While calling the $11.4 million general fund shortfall in Rhode Island’s capital city a credit negative, Moody’s Investors Service praised Providence officials for balancing its budget one year after it faced a gap of $110 million.
“The city’s financial position has weakened considerably over the past four years. However, its balanced budget for 2013 indicates some progress toward restoring fiscal stability,” Moody’s said in a commentary.
The city released an audit two weeks ago that showed a $15 million operating deficit for fiscal 2012, resulting in the negative general fund balance.
Moody’s rates the city’s general obligation bonds Baa1, while Fitch Ratings and Standard & Poor’s each assign BBB ratings.
Last February, Taveras warned in his state of the city address that Providence was on the edge of bankruptcy: “We are standing on the edge and staring into a black hole.”
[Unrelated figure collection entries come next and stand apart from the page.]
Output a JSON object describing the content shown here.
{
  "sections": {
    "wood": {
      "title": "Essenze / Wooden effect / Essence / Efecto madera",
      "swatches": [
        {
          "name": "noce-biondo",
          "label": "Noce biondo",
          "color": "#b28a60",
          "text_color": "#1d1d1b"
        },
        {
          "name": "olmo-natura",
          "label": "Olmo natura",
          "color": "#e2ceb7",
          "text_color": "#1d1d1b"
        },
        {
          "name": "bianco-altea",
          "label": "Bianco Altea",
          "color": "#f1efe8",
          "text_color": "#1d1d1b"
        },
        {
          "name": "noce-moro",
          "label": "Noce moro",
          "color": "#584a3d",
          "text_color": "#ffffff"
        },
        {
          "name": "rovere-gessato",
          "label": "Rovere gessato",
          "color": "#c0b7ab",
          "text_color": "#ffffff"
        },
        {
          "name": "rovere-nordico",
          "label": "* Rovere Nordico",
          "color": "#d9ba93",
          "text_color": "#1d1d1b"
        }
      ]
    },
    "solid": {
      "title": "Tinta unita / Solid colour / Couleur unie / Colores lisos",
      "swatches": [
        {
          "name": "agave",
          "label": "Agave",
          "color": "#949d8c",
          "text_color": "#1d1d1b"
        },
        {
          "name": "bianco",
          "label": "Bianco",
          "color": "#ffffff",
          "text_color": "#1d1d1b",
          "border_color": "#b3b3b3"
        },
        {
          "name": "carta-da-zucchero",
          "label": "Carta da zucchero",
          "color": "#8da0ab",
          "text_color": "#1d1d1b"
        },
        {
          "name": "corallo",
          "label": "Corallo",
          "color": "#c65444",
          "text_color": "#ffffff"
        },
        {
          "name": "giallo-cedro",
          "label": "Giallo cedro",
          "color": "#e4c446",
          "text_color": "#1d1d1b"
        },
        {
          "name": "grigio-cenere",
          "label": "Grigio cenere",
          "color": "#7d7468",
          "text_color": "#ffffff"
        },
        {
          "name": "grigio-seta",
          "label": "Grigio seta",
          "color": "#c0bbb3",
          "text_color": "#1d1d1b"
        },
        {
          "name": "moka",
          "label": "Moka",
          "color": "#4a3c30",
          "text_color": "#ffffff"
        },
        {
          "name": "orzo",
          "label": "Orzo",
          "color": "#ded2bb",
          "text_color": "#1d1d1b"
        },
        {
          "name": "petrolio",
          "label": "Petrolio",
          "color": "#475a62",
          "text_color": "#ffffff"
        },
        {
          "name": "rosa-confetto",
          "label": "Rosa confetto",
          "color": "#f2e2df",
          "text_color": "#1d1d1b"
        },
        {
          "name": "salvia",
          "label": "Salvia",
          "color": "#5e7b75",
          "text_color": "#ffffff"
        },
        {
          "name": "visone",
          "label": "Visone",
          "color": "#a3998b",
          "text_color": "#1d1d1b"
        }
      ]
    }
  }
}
But over the past year the city narrowed the gap by $95 million, negotiating pension and health care concessions from employees and retirees, renegotiating greater payments in lieu of taxes from nonprofit organizations, reducing education spending by $30 million and increasing property taxes by 8%. Moody’s called the December pension benefit-reduction agreement with police unions a credit positive.
“In the past two years, the Taveras administration and the city of Providence have secured a number of accomplishments,” Providence finance director Michael Pearis wrote in the city audit.
Moody’s said Providence’s 2012 deficit would have been deeper had it fully paid its annual pension contribution. The audit showed that Providence did not pay $5.4 million, or 10%, of its required contribution.
According to Moody’s, which cited the most recent actuarial valuation in June 2011, the city’s pension is only 32% funded, with its $903 million unfunded liability equating to 140% of operating revenues.
The rating agency also called the use of settlement money from online search engine Google to replenish pension funds a credit positive for North Providence and East Providence.
The communities deposited $20.6 million and $49.2 million, respectively, after the U.S. Department of Justice granted special permission for that use. Each received $60 million for participating in a federal investigation into illegal online prescription drug sales.